Well first of all you can buy it. Well I'm not sure that you can here. I don't think any butter producers in Australia make it, so you would have to look overseas although maybe some very specialist food shops would have some. But I bet it would cost a fortune. Besides it seems relatively simple to make. In America they seem to have some sort of blow torch kind of thing that you use, but I'm sure this is not the best way to go about it. Here's how the AFR described what Tarek Alameddine, the Noma chef, did:

"He put wet kindling on the fire to smoke and made a tent out of an upturned saucepan and tin foil. 'Ten or fifteen minutes, not more, or it will be bitter, move it out of the heat, if you need, the butter will soften a bit, but it shouldn't melt.' A bowl of water was infused in the same way."

I should note that the butter was frozen and that he worked on a charcoal brazier - presumable with a grid on the top.

I also read of lots of other ways that people did the smoking with tins, saucepans, woks, foil and smoking units, wood chips and charcoal. I guess you could also do it in a Weber - next time you Weber something give it a go. And I actually think that for the home Australian cook this would be the easiest way. And if you don't want to use it all yourself you can wrap it decoratively like one blogger did and give it to people as presents!

There are lots of suggestions of what to do with the smoked butter once made - and also as the picture at the top of the page suggests, you can smoke any kind of flavoured butter. Let your imagination run wild there. Basically you can use it any way you would use ordinary butter, but it's said to have a wonderful taste. I found a lovely little story about the Queen, who was visiting a dairy in England, and they had smoked butter. She was heard to mutter "Smoked butter! Never heard of it!" So some was packaged up and sent to Buckingham Palace. A week later an order came for more and the dairy was given the royal sign of approval.

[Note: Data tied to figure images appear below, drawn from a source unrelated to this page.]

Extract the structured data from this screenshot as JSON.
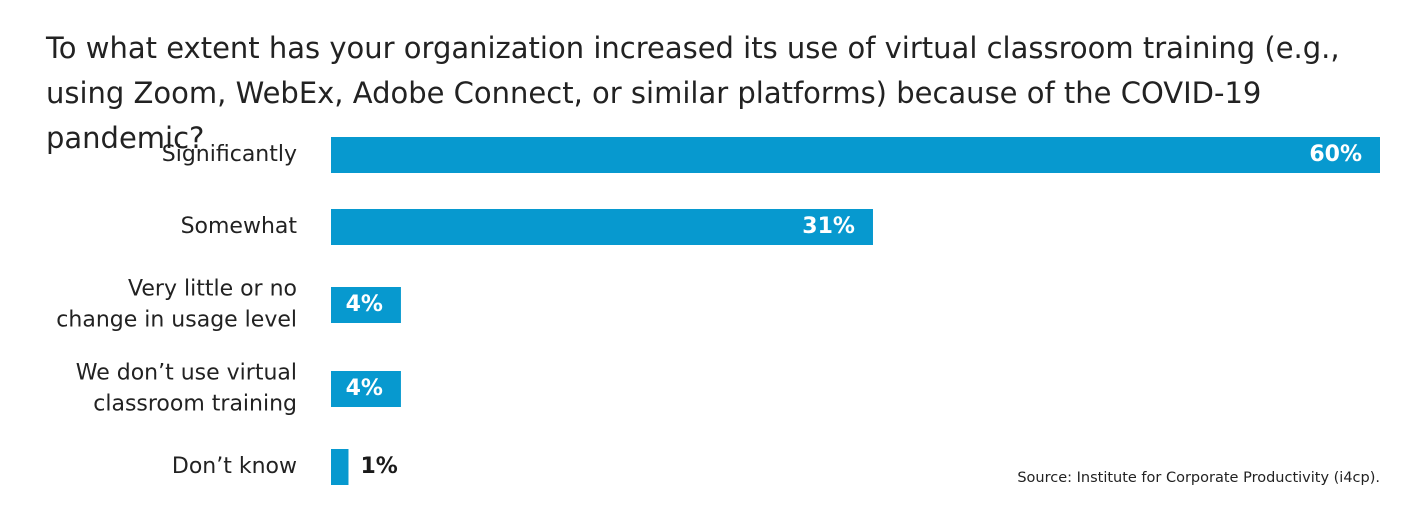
{
  "question": "To what extent has your organization increased its use of virtual classroom training (e.g., using Zoom, WebEx, Adobe Connect, or similar platforms) because of the COVID-19 pandemic?",
  "source": "Source: Institute for Corporate Productivity (i4cp).",
  "colors": {
    "bar": "#0799cf",
    "label_inside": "#ffffff",
    "label_outside": "#1a1a1a",
    "text": "#222222"
  },
  "chart_data": {
    "type": "bar",
    "orientation": "horizontal",
    "title": "To what extent has your organization increased its use of virtual classroom training (e.g., using Zoom, WebEx, Adobe Connect, or similar platforms) because of the COVID-19 pandemic?",
    "categories": [
      [
        "Significantly"
      ],
      [
        "Somewhat"
      ],
      [
        "Very little or no",
        "change in usage level"
      ],
      [
        "We don’t use virtual",
        "classroom training"
      ],
      [
        "Don’t know"
      ]
    ],
    "values": [
      60,
      31,
      4,
      4,
      1
    ],
    "value_labels": [
      "60%",
      "31%",
      "4%",
      "4%",
      "1%"
    ],
    "xlim": [
      0,
      60
    ],
    "grid": false,
    "legend": "none"
  }
}
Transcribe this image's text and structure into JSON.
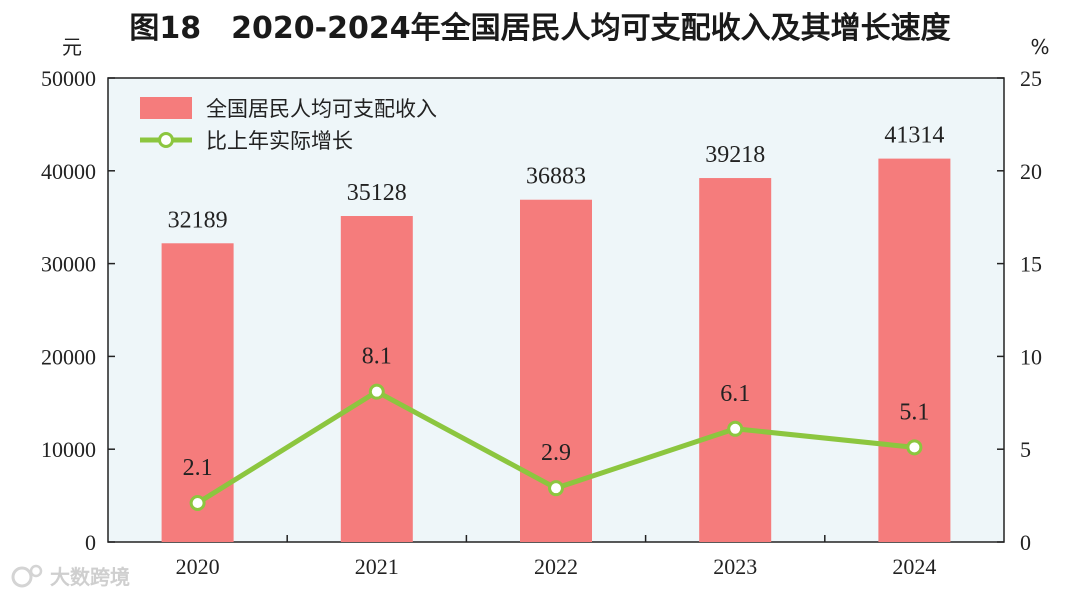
{
  "chart_data": {
    "type": "bar",
    "title": "图18　2020-2024年全国居民人均可支配收入及其增长速度",
    "categories": [
      "2020",
      "2021",
      "2022",
      "2023",
      "2024"
    ],
    "series": [
      {
        "name": "全国居民人均可支配收入",
        "kind": "bar",
        "axis": "left",
        "values": [
          32189,
          35128,
          36883,
          39218,
          41314
        ],
        "labels": [
          "32189",
          "35128",
          "36883",
          "39218",
          "41314"
        ],
        "color": "#f57c7c"
      },
      {
        "name": "比上年实际增长",
        "kind": "line",
        "axis": "right",
        "values": [
          2.1,
          8.1,
          2.9,
          6.1,
          5.1
        ],
        "labels": [
          "2.1",
          "8.1",
          "2.9",
          "6.1",
          "5.1"
        ],
        "color": "#8cc63f"
      }
    ],
    "left_axis": {
      "unit": "元",
      "ylim": [
        0,
        50000
      ],
      "ticks": [
        "0",
        "10000",
        "20000",
        "30000",
        "40000",
        "50000"
      ]
    },
    "right_axis": {
      "unit": "%",
      "ylim": [
        0,
        25
      ],
      "ticks": [
        "0",
        "5",
        "10",
        "15",
        "20",
        "25"
      ]
    },
    "legend_position": "top-left",
    "plot_background": "#eef6f9"
  },
  "watermark": "大数跨境"
}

Back to the AFR recipe though. When he had smoked his butter and water he:

"heated the smoked water to 60 degrees and churned in the butter. It whipped up like mayonnaise and taste divine. He tossed it into the pasta with handfuls of pumpkin seeds."

This sounds so simple. I assumed that 'churned in the butter' means that he whipped it in. It's simple like that Roman dish of pepper and pecorino pasta (another time) which is also an amazingly and surprisingly delicious dish. I like the idea of the pumpkin seeds as well.

There were actually three or four food related stories in the AFR this weekend. Might visit another one another time. But then again maybe not. This one was the most intriguing.